Por largos segundos, el silencio inunda la habitación. Lo rasgan los lamentos del amo de San Gregorio, revolcándose en su lecho para tratar de aliviar su malestar. Lo que Thomas le dio para disminuir el dolor no logró el efecto deseado. Los espasmos abdominales son cada vez más insoportables. Las náuseas tampoco dejan de atormentarlo, evitando que encuentre una posición cómoda. Es incapaz de mantener el hilo de la conversación sin sentir que le cuesta respirar. Poco a poco y contra todo pronóstico, recupera algo de calma. Rodrigo sigue a su lado y lo agradece, no quiere morir solo.

—Dios Padre no me perdonará mi abandono ni mi cobardía —confiesa y un ataque de tos lo hace escupir sangre. El administrador lo asiste con un pañuelo en tanto espera paciente a que termine.

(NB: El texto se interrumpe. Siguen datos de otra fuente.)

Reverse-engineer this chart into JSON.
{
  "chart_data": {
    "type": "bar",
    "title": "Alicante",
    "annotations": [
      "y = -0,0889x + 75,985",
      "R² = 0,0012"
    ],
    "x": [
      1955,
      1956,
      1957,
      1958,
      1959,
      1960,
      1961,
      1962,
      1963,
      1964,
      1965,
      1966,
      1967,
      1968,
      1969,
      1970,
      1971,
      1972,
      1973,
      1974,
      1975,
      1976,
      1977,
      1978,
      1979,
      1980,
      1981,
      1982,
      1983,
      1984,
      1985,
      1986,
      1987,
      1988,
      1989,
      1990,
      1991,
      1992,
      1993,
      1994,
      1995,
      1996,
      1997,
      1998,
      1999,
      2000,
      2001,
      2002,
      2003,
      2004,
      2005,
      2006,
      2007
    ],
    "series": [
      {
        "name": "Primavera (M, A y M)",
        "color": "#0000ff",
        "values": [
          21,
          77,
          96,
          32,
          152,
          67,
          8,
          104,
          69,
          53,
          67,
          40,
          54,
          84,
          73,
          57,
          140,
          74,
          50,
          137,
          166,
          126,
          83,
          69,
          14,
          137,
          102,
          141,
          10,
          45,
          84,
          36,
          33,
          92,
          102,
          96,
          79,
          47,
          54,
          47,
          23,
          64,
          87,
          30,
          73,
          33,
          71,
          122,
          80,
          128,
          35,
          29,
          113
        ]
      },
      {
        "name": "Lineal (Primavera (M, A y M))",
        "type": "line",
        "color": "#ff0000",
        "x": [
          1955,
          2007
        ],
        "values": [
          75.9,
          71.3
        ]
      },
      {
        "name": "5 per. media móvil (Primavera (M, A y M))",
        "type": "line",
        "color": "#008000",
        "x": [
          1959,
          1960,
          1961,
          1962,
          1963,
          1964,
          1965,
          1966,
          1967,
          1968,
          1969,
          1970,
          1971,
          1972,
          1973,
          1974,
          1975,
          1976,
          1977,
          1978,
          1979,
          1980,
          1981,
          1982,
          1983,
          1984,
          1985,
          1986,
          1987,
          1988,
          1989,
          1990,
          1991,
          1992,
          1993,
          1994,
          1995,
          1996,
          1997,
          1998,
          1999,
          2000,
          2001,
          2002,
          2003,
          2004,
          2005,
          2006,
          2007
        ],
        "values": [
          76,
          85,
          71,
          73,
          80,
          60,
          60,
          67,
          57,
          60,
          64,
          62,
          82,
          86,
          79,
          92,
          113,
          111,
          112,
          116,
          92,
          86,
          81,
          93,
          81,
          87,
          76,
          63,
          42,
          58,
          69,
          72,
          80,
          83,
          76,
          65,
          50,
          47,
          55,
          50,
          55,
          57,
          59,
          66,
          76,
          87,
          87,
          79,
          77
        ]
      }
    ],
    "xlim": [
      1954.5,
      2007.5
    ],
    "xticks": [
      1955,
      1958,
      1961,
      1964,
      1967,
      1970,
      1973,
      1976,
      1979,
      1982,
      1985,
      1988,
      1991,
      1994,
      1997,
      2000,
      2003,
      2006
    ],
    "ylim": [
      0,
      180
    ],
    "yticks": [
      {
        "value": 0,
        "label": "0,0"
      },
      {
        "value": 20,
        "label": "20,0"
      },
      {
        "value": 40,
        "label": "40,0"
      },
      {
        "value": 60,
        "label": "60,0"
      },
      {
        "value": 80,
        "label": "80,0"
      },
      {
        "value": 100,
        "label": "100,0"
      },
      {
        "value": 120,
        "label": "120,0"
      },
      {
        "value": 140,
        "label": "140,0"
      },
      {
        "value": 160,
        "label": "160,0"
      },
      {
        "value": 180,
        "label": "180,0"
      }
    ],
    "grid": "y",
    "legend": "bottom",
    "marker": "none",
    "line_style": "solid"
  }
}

—Lo hará si haces lo correcto —dice, luego de que la tos cesa. El moribundo asiente y estira la mano, pidiendo por un vaso de agua. Su acción en medio del sopor de la agonía tiene apenas rastros de una decisión bien meditada. Es una ironía haber tenido que esperar a la muerte para dejarse llevar por su corazón, apartando cualquier objeción autoimpuesta.

Rodrigo lo sirve con premura y se lo acerca a los labios. Una vez que lo bebe, el dolor es más llevadero.

—¿Lo tienes?

—Sí —admite, sacando del costado de su saco un papel doblado con cuidado y protegido con un sobre. Lo extiende y se lo enseña. También le da una pluma que apenas puede sostener.